Michael B. Enzi, a long-serving United States senator from Wyoming who had a reputation as a low-key, consensus-seeking conservative and who led the Senate Budget Committee for several years before he retired in January, died on Monday, days after a bicycle accident. He was 77.
A former spokesman, Max D’Onofrio, confirmed Mr. Enzi’s death to The Associated Press.
He had been airlifted to the UCHealth Medical Center of the Rockies, in Loveland, Colo., after an accident in Gillette, Wyo., on Friday.
He served four terms in office, overwhelmingly winning re-elections. He easily fended off a primary challenge in 2014 from Liz Cheney, the daughter of former Vice President Dick Cheney, despite her national name recognition and greater fund-raising ability.
“I’ve really enjoyed being a senator,” Mr. Enzi said in a retirement speech on the Senate floor last December. “Not for the title, not for the recognition and certainly not for publicity. I love solving problems for folks in Wyoming and America. I like working on legislation.”
In a statement after Mr. Enzi announced his retirement in May 2019, Ms. Cheney said that he had fought for a small, efficient government. “He recognized that empowering people, not politicians, was the best way to expand opportunity,” she said, “and he worked tirelessly toward that goal.”
Michael Bradley Enzi was born in Bremerton, Wash., on Feb. 1, 1944, and grew up in Wyoming, where he attended public schools in Thermopolis and Sheridan. He received a degree in accounting from George Washington University in 1966, and an M.B.A. in retail marketing from Denver University in 1968.
Mr. Enzi served in the Wyoming National Guard from 1967 to 1973. He married Diana Buckley in 1969, and the two moved to Gillette, where he ran a shoe store.
Mr. Enzi did not initially intend to get into politics, he said. But he was a member of the Jaycees, a national leadership training and civic organization for men, and ultimately served as the president of its Wyoming chapter. When he was 29, he recalled, he was asked to speak at an event in Cody, Wyo., where another speaker, Alan Simpson, a state representative who would go on to serve as a United States senator, pulled him aside.
According to Mr. Enzi, Mr. Simpson encouraged him to run for mayor of Gillette, the city to which he had moved only a few years earlier.
“On the way home from that Cody meeting while my wife was driving, I told her what Senator Simpson had said, and that I was thinking maybe I should run for mayor,” Mr. Enzi said in his retirement speech. “It must have come as quite a shock, because she ended up swerving into the barrow pit and then coming back up onto the road.”
At the time, Mr. Enzi said, Gillette was a place where recent discoveries of oil, gas and coal were drawing more and more people — and putting a strain on municipal services. The city, he said, was in need of three things that would become a recurring theme in Mr. Enzi’s political career: budgets, agendas and planning.
“Not the most exciting topics,” he said in his retirement speech.
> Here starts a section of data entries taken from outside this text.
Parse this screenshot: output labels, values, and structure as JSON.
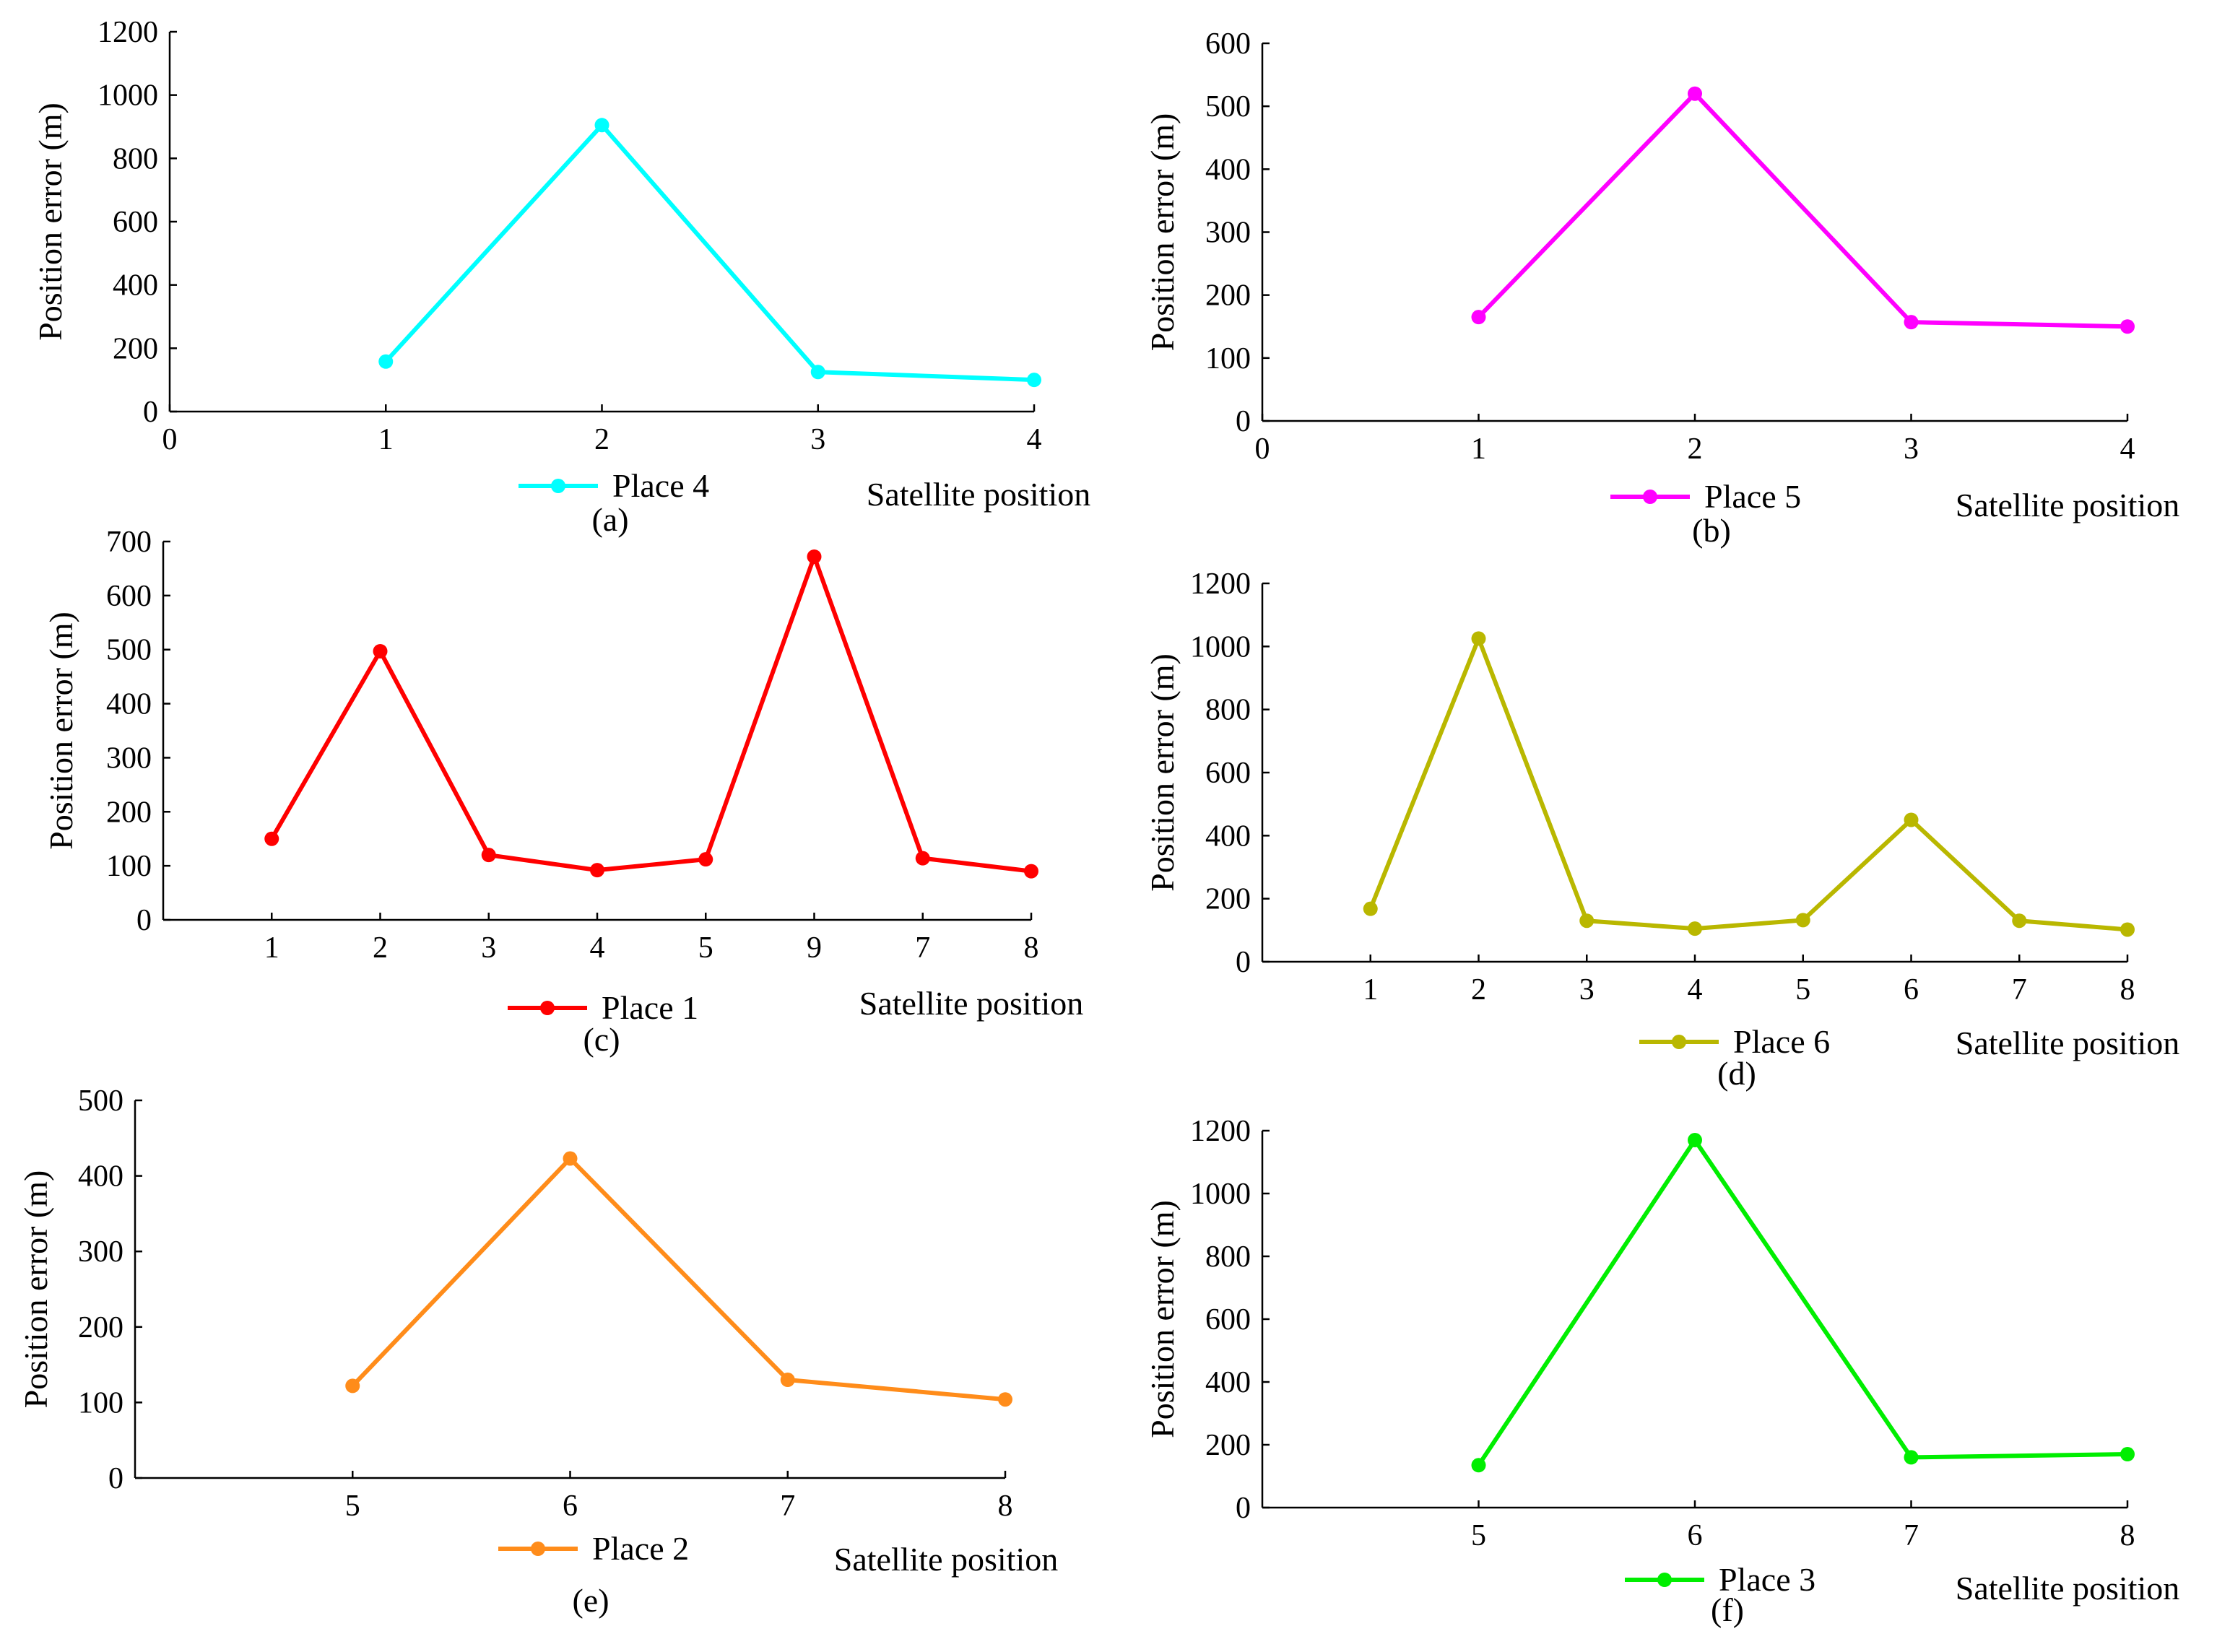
{
  "chart_data": [
    {
      "panel_label": "(a)",
      "type": "line",
      "color": "#00ffff",
      "legend": "Place 4",
      "xlabel": "Satellite position",
      "ylabel": "Position error (m)",
      "categories": [
        "1",
        "2",
        "3",
        "4"
      ],
      "category_positions": [
        1,
        2,
        3,
        4
      ],
      "values": [
        158,
        905,
        125,
        100
      ],
      "xlim": [
        0,
        4
      ],
      "x_ticks": [
        0,
        1,
        2,
        3,
        4
      ],
      "x_tick_labels": [
        "0",
        "1",
        "2",
        "3",
        "4"
      ],
      "ylim": [
        0,
        1200
      ],
      "y_ticks": [
        0,
        200,
        400,
        600,
        800,
        1000,
        1200
      ]
    },
    {
      "panel_label": "(b)",
      "type": "line",
      "color": "#ff00ff",
      "legend": "Place 5",
      "xlabel": "Satellite position",
      "ylabel": "Position error (m)",
      "categories": [
        "1",
        "2",
        "3",
        "4"
      ],
      "category_positions": [
        1,
        2,
        3,
        4
      ],
      "values": [
        165,
        520,
        157,
        150
      ],
      "xlim": [
        0,
        4
      ],
      "x_ticks": [
        0,
        1,
        2,
        3,
        4
      ],
      "x_tick_labels": [
        "0",
        "1",
        "2",
        "3",
        "4"
      ],
      "ylim": [
        0,
        600
      ],
      "y_ticks": [
        0,
        100,
        200,
        300,
        400,
        500,
        600
      ]
    },
    {
      "panel_label": "(c)",
      "type": "line",
      "color": "#ff0000",
      "legend": "Place 1",
      "xlabel": "Satellite position",
      "ylabel": "Position error (m)",
      "categories": [
        "1",
        "2",
        "3",
        "4",
        "5",
        "9",
        "7",
        "8"
      ],
      "category_positions": [
        1,
        2,
        3,
        4,
        5,
        6,
        7,
        8
      ],
      "values": [
        150,
        497,
        120,
        92,
        112,
        672,
        114,
        90
      ],
      "xlim": [
        0,
        8
      ],
      "x_ticks": [
        1,
        2,
        3,
        4,
        5,
        6,
        7,
        8
      ],
      "x_tick_labels": [
        "1",
        "2",
        "3",
        "4",
        "5",
        "9",
        "7",
        "8"
      ],
      "ylim": [
        0,
        700
      ],
      "y_ticks": [
        0,
        100,
        200,
        300,
        400,
        500,
        600,
        700
      ]
    },
    {
      "panel_label": "(d)",
      "type": "line",
      "color": "#b9b700",
      "legend": "Place 6",
      "xlabel": "Satellite position",
      "ylabel": "Position error (m)",
      "categories": [
        "1",
        "2",
        "3",
        "4",
        "5",
        "6",
        "7",
        "8"
      ],
      "category_positions": [
        1,
        2,
        3,
        4,
        5,
        6,
        7,
        8
      ],
      "values": [
        168,
        1025,
        130,
        105,
        132,
        450,
        130,
        102
      ],
      "xlim": [
        0,
        8
      ],
      "x_ticks": [
        1,
        2,
        3,
        4,
        5,
        6,
        7,
        8
      ],
      "x_tick_labels": [
        "1",
        "2",
        "3",
        "4",
        "5",
        "6",
        "7",
        "8"
      ],
      "ylim": [
        0,
        1200
      ],
      "y_ticks": [
        0,
        200,
        400,
        600,
        800,
        1000,
        1200
      ]
    },
    {
      "panel_label": "(e)",
      "type": "line",
      "color": "#ff8c1a",
      "legend": "Place 2",
      "xlabel": "Satellite position",
      "ylabel": "Position error (m)",
      "categories": [
        "5",
        "6",
        "7",
        "8"
      ],
      "category_positions": [
        5,
        6,
        7,
        8
      ],
      "values": [
        122,
        423,
        130,
        104
      ],
      "xlim": [
        4,
        8
      ],
      "x_ticks": [
        5,
        6,
        7,
        8
      ],
      "x_tick_labels": [
        "5",
        "6",
        "7",
        "8"
      ],
      "ylim": [
        0,
        500
      ],
      "y_ticks": [
        0,
        100,
        200,
        300,
        400,
        500
      ]
    },
    {
      "panel_label": "(f)",
      "type": "line",
      "color": "#00ee00",
      "legend": "Place 3",
      "xlabel": "Satellite position",
      "ylabel": "Position error (m)",
      "categories": [
        "5",
        "6",
        "7",
        "8"
      ],
      "category_positions": [
        5,
        6,
        7,
        8
      ],
      "values": [
        135,
        1170,
        160,
        170
      ],
      "xlim": [
        4,
        8
      ],
      "x_ticks": [
        5,
        6,
        7,
        8
      ],
      "x_tick_labels": [
        "5",
        "6",
        "7",
        "8"
      ],
      "ylim": [
        0,
        1200
      ],
      "y_ticks": [
        0,
        200,
        400,
        600,
        800,
        1000,
        1200
      ]
    }
  ]
}
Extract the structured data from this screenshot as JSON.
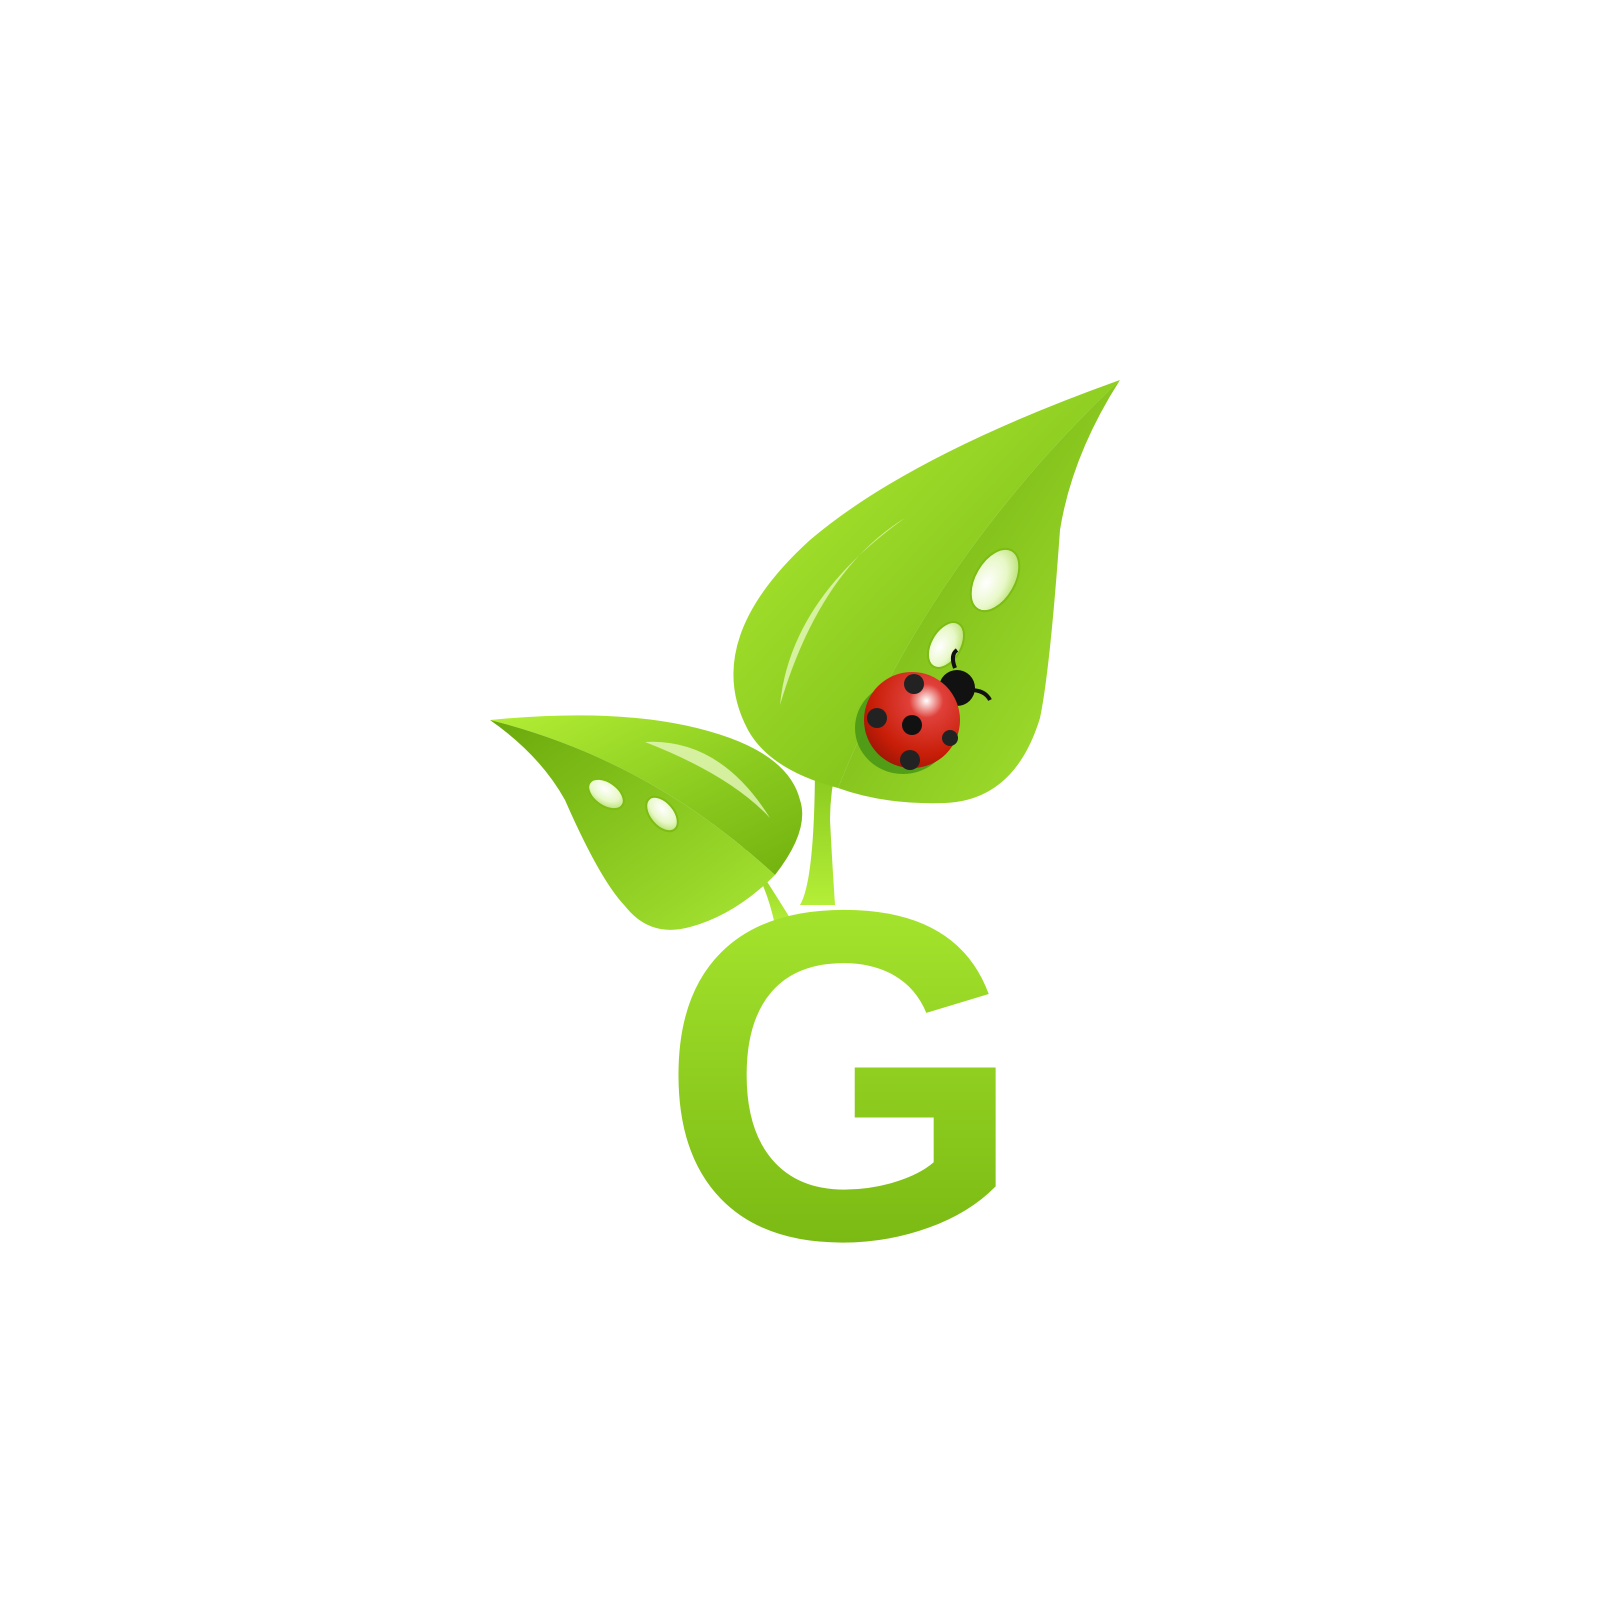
{
  "logo": {
    "letter": "G",
    "elements": [
      "leaf-icon",
      "ladybug-icon",
      "water-drop-icon"
    ],
    "colors": {
      "background": "#ffffff",
      "green_light": "#b7ee36",
      "green_mid": "#8bcc22",
      "green_dark": "#6aa80b",
      "ladybug_red": "#c81e08",
      "ladybug_black": "#111111"
    }
  }
}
Mr. Enzi was elected mayor in 1974 and served two four-year terms, during which time he also traveled to and from Washington as a member of the Coal Advisory Committee for the U.S. Department of Interior and served as the president of the Wyoming Association of Municipalities.
He soon set his sights on state politics, joining the Wyoming House of Representatives in 1987, and the Wyoming State Senate in 1991. He was first elected to the United States Senate in 1996. He led the Senate Committee on Health, Education, Labor and Pensions from 2005 to 2007, and was the chairman of the Senate Budget Committee from 2015 to 2021.
In 2009, Mr. Enzi was a member of what came to be known as the Gang of Six, a group of Senate Finance Committee members — three Democrats and three Republicans — who held lengthy negotiations on a health care overhaul. The talks dragged on, and Republicans ultimately backed away from those compromise efforts amid protests from their constituents. The Affordable Care Act would pass in 2010, without support from Republicans in Congress. Mr. Enzi had sought to repeal the legislation.
In 2017, Mr. Enzi was one of 22 senators who signed a letter asking President Donald J. Trump to withdraw from the Paris climate agreement.
In May 2019, Mr. Enzi became the fourth senator to announce his intention to step down ahead of the 2020 election, following two other Republicans, Pat Roberts of Kansas and Lamar Alexander of Tennessee, and one Democrat, Tom Udall of New Mexico.
His seat, in a state that Mr. Trump won by 43 points in last year’s election, remained in Republican hands. It was won by Cynthia Lummis, a Republican who was the only woman to have been newly elected to the Senate last year.